Accompanying Items List any items that the person may have had with them upon arrival that could aid identification; if possible, take a photograph of these items and include it with the medical record. Include “in case of emergency” information obtained from the individual’s cellphone.
Photo Take a picture of each patient and upload it to the EMR as time allows.
Disaster Tag Associate all patients related to the incident, whether identified or unidentified, with an electronic disaster tag. Because the nature of the incident may not be known, a suggested convention for the disaster tag is: MCI_m/d/y_closest hour to the arrival of the first patient.

A government entity may instruct hospitals to retroactively apply a different incident tag such as “Pulse Nightclub Incident.”

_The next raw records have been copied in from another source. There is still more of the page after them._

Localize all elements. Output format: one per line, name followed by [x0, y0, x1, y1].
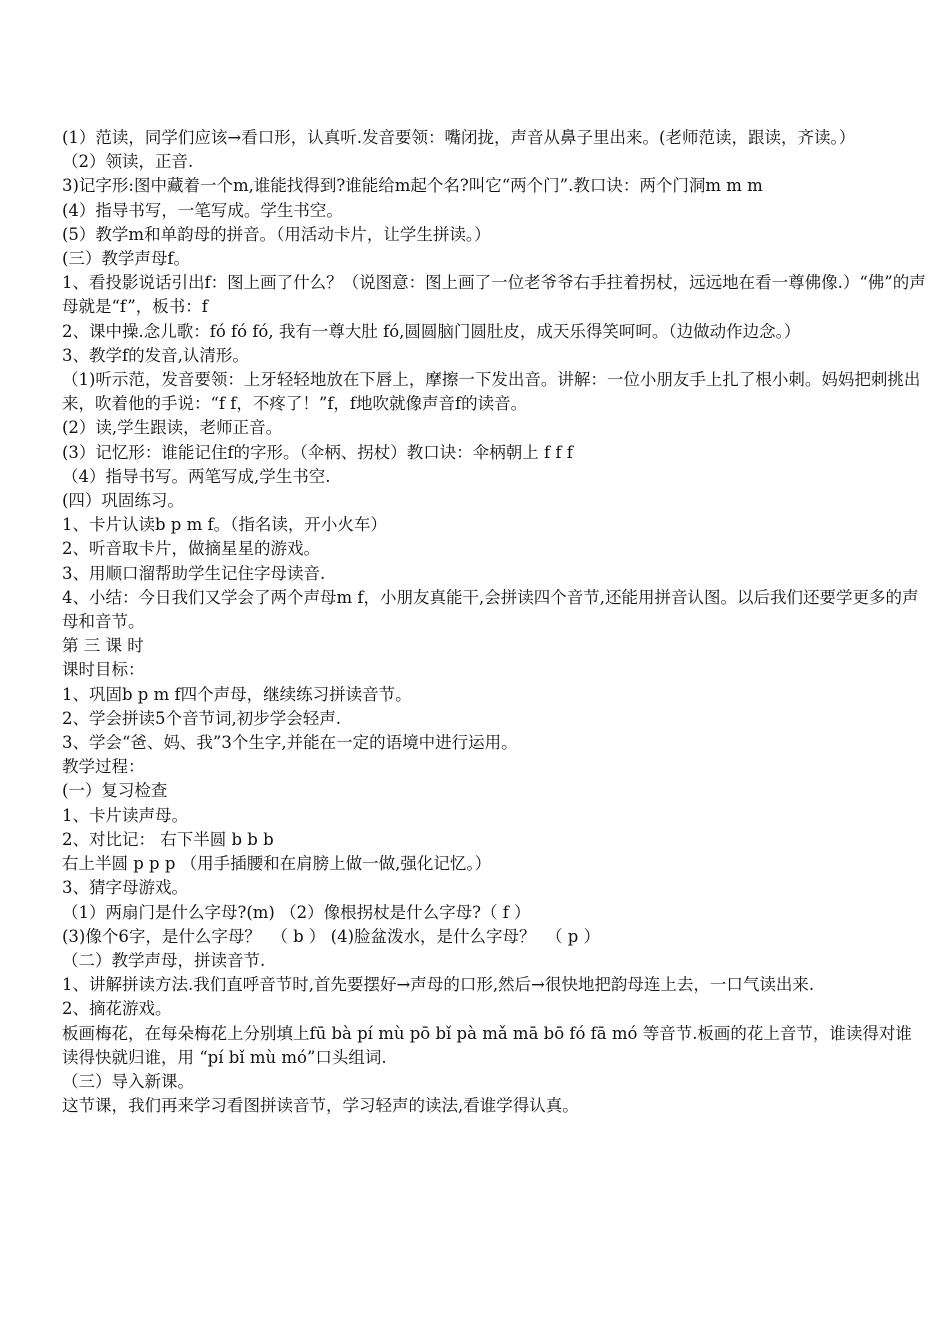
text-line: 1、巩固b p m f四个声母，继续练习拼读音节。 — [62, 684, 412, 704]
text-line: 1、讲解拼读方法.我们直呼音节时,首先要摆好→声母的口形,然后→很快地把韵母连上去，一口气读出来. — [62, 975, 815, 995]
text-line: (4）指导书写，一笔写成。学生书空。 — [62, 200, 343, 220]
text-line: （2）领读，正音. — [62, 152, 194, 172]
text-line: 2、学会拼读5个音节词,初步学会轻声. — [62, 708, 341, 728]
text-line: 板画梅花，在每朵梅花上分别填上fū bà pí mù pō bǐ pà mǎ mā bō fó fā mó 等音节.板画的花上音节，谁读得对谁读得快就归谁，用 “pí bǐ mù mó”口头组词. — [62, 1023, 912, 1067]
lesson-heading: 第 三 课 时 — [62, 636, 144, 656]
text-line: 3、学会“爸、妈、我”3个生字,并能在一定的语境中进行运用。 — [62, 733, 518, 753]
text-line: 1、看投影说话引出f：图上画了什么？（说图意：图上画了一位老爷爷右手拄着拐杖，远远地在看一尊佛像.）“佛”的声母就是“f”，板书：f — [62, 273, 926, 317]
text-line: 4、小结：今日我们又学会了两个声母m f，小朋友真能干,会拼读四个音节,还能用拼音认图。以后我们还要学更多的声母和音节。 — [62, 587, 919, 632]
text-line: 2、听音取卡片，做摘星星的游戏。 — [62, 539, 320, 559]
text-line: （4）指导书写。两笔写成,学生书空. — [62, 466, 331, 486]
text-line: (1）范读，同学们应该→看口形，认真听.发音要领：嘴闭拢，声音从鼻子里出来。(老师范读，跟读，齐读。） — [62, 128, 856, 147]
text-line: 2、对比记： 右下半圆 b b b — [62, 829, 274, 849]
text-line: （1)听示范，发音要领：上牙轻轻地放在下唇上，摩擦一下发出音。讲解：一位小朋友手上扎了根小刺。妈妈把刺挑出来，吹着他的手说：“f f，不疼了！”f，f地吹就像声音f的读音。 — [62, 370, 921, 414]
text-line: (5）教学m和单韵母的拼音。（用活动卡片，让学生拼读。） — [62, 224, 491, 244]
text-line: 这节课，我们再来学习看图拼读音节，学习轻声的读法,看谁学得认真。 — [62, 1096, 579, 1116]
document-body — [62, 126, 928, 1118]
text-line: (3)像个6字，是什么字母？ （ b ） (4)脸盆泼水，是什么字母？ （ p ） — [62, 926, 601, 946]
text-line: 右上半圆 p p p （用手插腰和在肩膀上做一做,强化记忆。） — [62, 854, 492, 874]
text-line: 教学过程： — [62, 757, 145, 777]
section-heading: (三）教学声母f。 — [62, 249, 191, 269]
section-heading: （三）导入新课。 — [62, 1071, 194, 1091]
text-line: (3）记忆形：谁能记住f的字形。（伞柄、拐杖）教口诀：伞柄朝上 f f f — [62, 442, 573, 462]
text-line: 3、教学f的发音,认清形。 — [62, 345, 249, 365]
text-line: 2、摘花游戏。 — [62, 999, 172, 1019]
text-line: （1）两扇门是什么字母?(m) （2）像根拐杖是什么字母?（ f ） — [62, 902, 531, 922]
text-line: 1、卡片读声母。 — [62, 805, 188, 825]
text-line: 3、用顺口溜帮助学生记住字母读音. — [62, 563, 326, 583]
section-heading: (四）巩固练习。 — [62, 491, 184, 511]
text-line: (2）读,学生跟读，老师正音。 — [62, 418, 283, 438]
text-line: 课时目标： — [62, 660, 145, 680]
text-line: 3)记字形:图中藏着一个m,谁能找得到?谁能给m起个名?叫它“两个门”.教口诀：两个门洞m m m — [62, 176, 763, 196]
section-heading: (一）复习检查 — [62, 781, 168, 801]
text-line: 1、卡片认读b p m f。（指名读，开小火车） — [62, 515, 387, 535]
text-line: 2、课中操.念儿歌：fó fó fó, 我有一尊大肚 fó,圆圆脑门圆肚皮，成天乐得笑呵呵。（边做动作边念。） — [62, 321, 801, 341]
text-line: 3、猜字母游戏。 — [62, 878, 188, 898]
section-heading: （二）教学声母，拼读音节. — [62, 950, 266, 970]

Reconciled Last Name, First Name Ensure there is a place within the medical record to indicate the individual’s first and last names once he/she is identified. Also, allow space for commonly used nicknames. Both the medical record and identification bracelet should be updated as soon as the patient is identified, with both names visible. This is necessary to ensure labs, radiography, and other clinical care elements associated either with the assigned name or reconciled name are available under a single patient record.
Target Time Period for Electronic Registration
Within 20 Minutes While patient care takes precedent, hospitals should develop and exercise disaster registration protocols so that patients, including unidentified patients, can be quickly registered. Registering patients within this timeframe directly supports broader patient tracking and family reunification efforts.

Use of Disaster Medical Record Packets

Many hospitals maintain a supply of disaster medical record packets with basic documentation, an assigned medical record number, and a corresponding bracelet. If a hospital chooses to create such packets, a supply of 150–200 is recommended. The facility can pre-print unidentified patient names (i.e., GenHosp1, Begonia; GenHosp2, Tulip), which can be affixed to the documentation and bracelet for any patients arriving without identification. Kits may also include: labeled blood tubes, an IV start kit and catheters, and blood request forms.

Arrival Mode

Based on recent MCIs, hospitals should expect many patients to arrive by means other than emergency medical services (EMS). Disaster registration protocols should accommodate arrivals by EMS and other means.

Integration with Clinical Care

All departments involved in the care of unidentified patients from a MCI should be familiarized with any changes made to the current registration procedures. Ideally, a representative from each department should take part in a multidisciplinary team tasked with implementation.

Drills and Exercises

Given the importance of rapid patient registration during a MCI response scenario, this aspect should be drilled as part of a broader MCI response exercise plan. Patient registration staff and providers involved in patient triage should practice registering both identified and unidentified patients.